The EU puts off the inevitable. But not for long:

Very quickly, there has been much loose talk about EU fiscal union. What was agreed at 4AM this morning is nothing of the sort.

It is a “Stability Union”, as Angel Merkel stated in her Bundestag speech. Chalk and cheese.

“Deeper economic integration” is for one purpose only, to “police” budgets and punish sinners.

It is about “rigorous surveillance” (point 24 of the statement) and “discipline” (25), laws enforcing “balanced budgets” (26), and prior vetting of budgets by EU police before elected parliaments have voted (26).

This certainly makes sense if you want to run a half-baked currency union. As the statement says, EMU’s leaders have learned the lesson of a decade of self-delusion. “Today no government can afford to underestimate the possible impact of public debts or housing bubbles in another eurozone country on its own economy.”

But none of this is fiscal union. There is no joint bond issuance, no move to an EU treasury, no joint budgets with shared taxation and spending, no debt pooling, and no system of permanent fiscal transfers. Nor can there be without breaching a specific prohibition by Germany’s top court, a prohibition that could be overcome only by changing the Grundgesetz and holding a referendum….

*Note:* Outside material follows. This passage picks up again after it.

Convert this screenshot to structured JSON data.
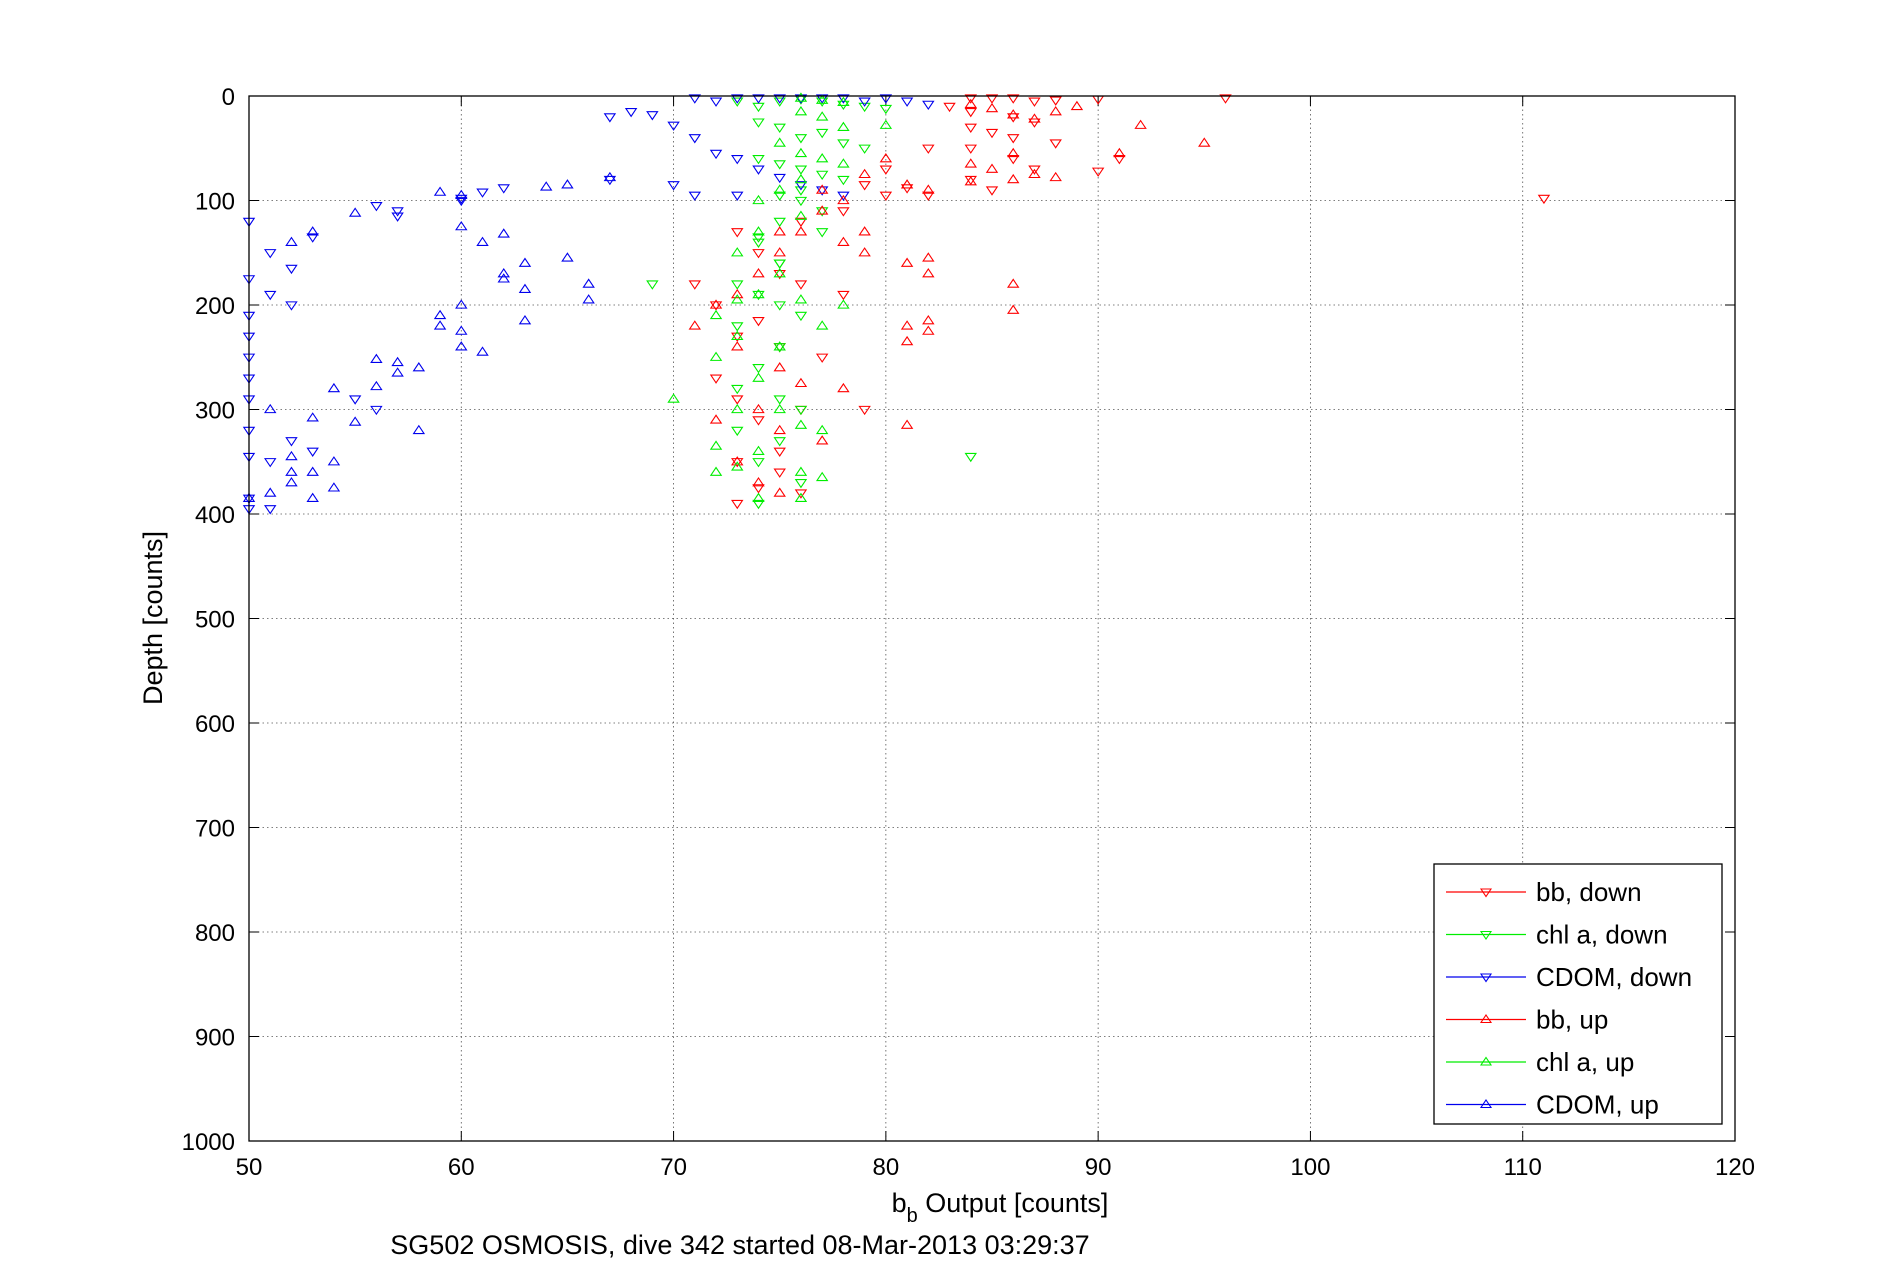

EMU break-up is Verboten, fiscal union is Verboten, full mobilization of the ECB – either to lift the South off the reefs through reflation, or to back-stop the system as a lender-of-last resort – is Verboten. Germany will have none of it. Instead we have the summit conclusions – EUCO 116/11 of October 27 2011 – and a great deal of coercion.

Please tell me what exactly has been solved.

I get the feeling that the politicians are desperately trying to play musical chairs, hoping that the collapse occurs on the other side of the Atlantic first. History being a perverse little bitch, this naturally tends to suggest that it is going to start in Asia.